Anisosperma.

Anisosperma Silva Manso
Anisosperma Silva Manso, Enum. Subst. Brazil. 38. 1836.
Type: Anisosperma passiflora (Vell.) Silva Manso; basionym: Fevillea passiflora Vell., J.M. Vellozo, Fl. Flumin. Icon. 10: t. 104. 1831(„1827“), Brazil, Rio de Janeiro, lectotype designated by Robinson & Wunderlin, Sida 21: 1993. 2005. 
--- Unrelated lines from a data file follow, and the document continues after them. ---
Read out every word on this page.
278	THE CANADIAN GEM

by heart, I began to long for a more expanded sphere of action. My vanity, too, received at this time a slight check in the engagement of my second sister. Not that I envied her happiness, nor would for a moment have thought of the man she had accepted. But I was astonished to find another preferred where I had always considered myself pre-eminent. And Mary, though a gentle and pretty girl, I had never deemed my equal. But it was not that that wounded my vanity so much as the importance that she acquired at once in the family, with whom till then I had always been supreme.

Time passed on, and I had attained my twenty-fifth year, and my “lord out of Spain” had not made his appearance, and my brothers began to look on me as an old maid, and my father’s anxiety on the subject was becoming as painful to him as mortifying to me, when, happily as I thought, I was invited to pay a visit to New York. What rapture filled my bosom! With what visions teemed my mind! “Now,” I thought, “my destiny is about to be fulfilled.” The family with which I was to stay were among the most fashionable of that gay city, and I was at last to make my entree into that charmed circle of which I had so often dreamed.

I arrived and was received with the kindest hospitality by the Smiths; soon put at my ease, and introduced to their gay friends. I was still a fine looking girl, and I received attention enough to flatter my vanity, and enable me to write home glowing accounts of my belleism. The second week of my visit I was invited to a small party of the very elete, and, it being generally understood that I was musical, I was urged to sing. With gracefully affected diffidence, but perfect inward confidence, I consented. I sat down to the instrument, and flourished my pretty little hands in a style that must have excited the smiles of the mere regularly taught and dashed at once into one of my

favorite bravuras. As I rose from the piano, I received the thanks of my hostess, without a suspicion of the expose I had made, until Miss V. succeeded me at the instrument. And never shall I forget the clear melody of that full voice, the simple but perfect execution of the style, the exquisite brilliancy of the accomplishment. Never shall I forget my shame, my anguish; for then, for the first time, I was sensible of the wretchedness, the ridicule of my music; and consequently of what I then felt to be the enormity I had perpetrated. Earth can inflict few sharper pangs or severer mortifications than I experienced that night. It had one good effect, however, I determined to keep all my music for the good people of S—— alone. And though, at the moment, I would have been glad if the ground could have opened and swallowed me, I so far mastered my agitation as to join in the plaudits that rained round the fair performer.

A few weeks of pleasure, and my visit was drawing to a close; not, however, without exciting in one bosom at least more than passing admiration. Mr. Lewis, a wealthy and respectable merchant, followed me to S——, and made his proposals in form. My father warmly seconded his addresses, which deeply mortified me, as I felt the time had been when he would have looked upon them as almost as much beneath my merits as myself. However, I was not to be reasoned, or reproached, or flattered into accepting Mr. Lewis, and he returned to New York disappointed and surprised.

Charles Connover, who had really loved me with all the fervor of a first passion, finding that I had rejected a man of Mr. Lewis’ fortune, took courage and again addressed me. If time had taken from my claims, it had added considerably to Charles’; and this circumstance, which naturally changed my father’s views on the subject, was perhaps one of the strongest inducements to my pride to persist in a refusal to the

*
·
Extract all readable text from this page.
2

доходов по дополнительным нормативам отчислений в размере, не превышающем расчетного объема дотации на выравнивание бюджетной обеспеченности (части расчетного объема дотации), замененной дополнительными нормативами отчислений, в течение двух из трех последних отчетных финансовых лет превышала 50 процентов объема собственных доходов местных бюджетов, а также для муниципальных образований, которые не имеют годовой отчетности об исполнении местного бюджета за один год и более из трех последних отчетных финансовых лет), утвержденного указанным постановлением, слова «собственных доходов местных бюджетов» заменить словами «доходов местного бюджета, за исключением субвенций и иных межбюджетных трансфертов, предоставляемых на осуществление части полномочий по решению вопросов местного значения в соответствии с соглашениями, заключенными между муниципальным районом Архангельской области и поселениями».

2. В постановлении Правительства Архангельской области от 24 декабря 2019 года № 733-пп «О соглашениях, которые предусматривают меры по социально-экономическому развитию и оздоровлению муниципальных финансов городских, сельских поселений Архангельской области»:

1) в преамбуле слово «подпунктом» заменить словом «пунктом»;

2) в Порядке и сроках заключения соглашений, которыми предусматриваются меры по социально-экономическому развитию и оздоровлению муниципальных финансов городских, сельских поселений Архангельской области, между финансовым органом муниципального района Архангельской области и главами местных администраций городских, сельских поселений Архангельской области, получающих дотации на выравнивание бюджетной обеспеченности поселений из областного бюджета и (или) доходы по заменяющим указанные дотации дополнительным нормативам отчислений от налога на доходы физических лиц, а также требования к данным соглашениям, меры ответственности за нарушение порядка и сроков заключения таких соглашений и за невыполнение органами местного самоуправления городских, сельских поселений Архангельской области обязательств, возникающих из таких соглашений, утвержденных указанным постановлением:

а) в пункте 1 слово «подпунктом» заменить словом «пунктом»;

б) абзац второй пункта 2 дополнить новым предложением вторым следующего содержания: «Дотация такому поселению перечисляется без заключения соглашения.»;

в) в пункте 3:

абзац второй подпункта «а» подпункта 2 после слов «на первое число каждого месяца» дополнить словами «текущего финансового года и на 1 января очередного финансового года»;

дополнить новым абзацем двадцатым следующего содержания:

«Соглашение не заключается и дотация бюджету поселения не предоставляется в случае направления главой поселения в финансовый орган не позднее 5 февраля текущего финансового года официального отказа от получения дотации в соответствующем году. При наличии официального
Perennial liana with several meters long woody shoots and dioecious sex system. The leaves are petiolate, simple, with ovate to broadly lanceolate, membranaceous blade, up to 13 cm long and 7.5 cm wide, with two small auriculate glands near the base and acute apex. The tendrils are simple and glabrous. The flowers are small, male flowers are produced in dense panicles or umbels, female flowers in groups of 2-4. The receptacle tube is shallowly cup-shaped, glandular pubescent, with five tiny, acute sepals. The corolla is rotate with five oblong-hastate, green or yellowish petals. The five anthers are monothecous and inserted on short free filaments. The fruit is fleshy, ovoid-oblong, subtrigonous, with short-apiculate apex, 8-15 cm long and 5-11 cm across, smooth or verrucose. The seeds are compressed, suborbicular, pale brown, 3.5 cm in diameter and 1.5 cm thick.

The single species is found in gallery forests near sea level of coastal Brazil.

Anisosperma is placed in tribe Triceratieae (Fevilleeae) but its exact position is still unclear (Schaefer et al. 2009, Schaefer & Renner 2011).

Accepted species

Anisosperma passiflora (Vell.) Silva Manso, Enum. Subst. Brazil. 38. 1836.

Literature

Nee, M., Schaefer, H. and S.S. Renner. 2010. The relationship between Anisosperma and Fevillea (Cucurbitaceae), and a new species of Fevillea from Bolivia. Systematic Botany 34: 74-78.

Robinson, G. L. and R. P. Wunderlin. 2005. Revision of Fevillea (Cucurbitaceae: Zanonieae). Sida 21: 1971-1996.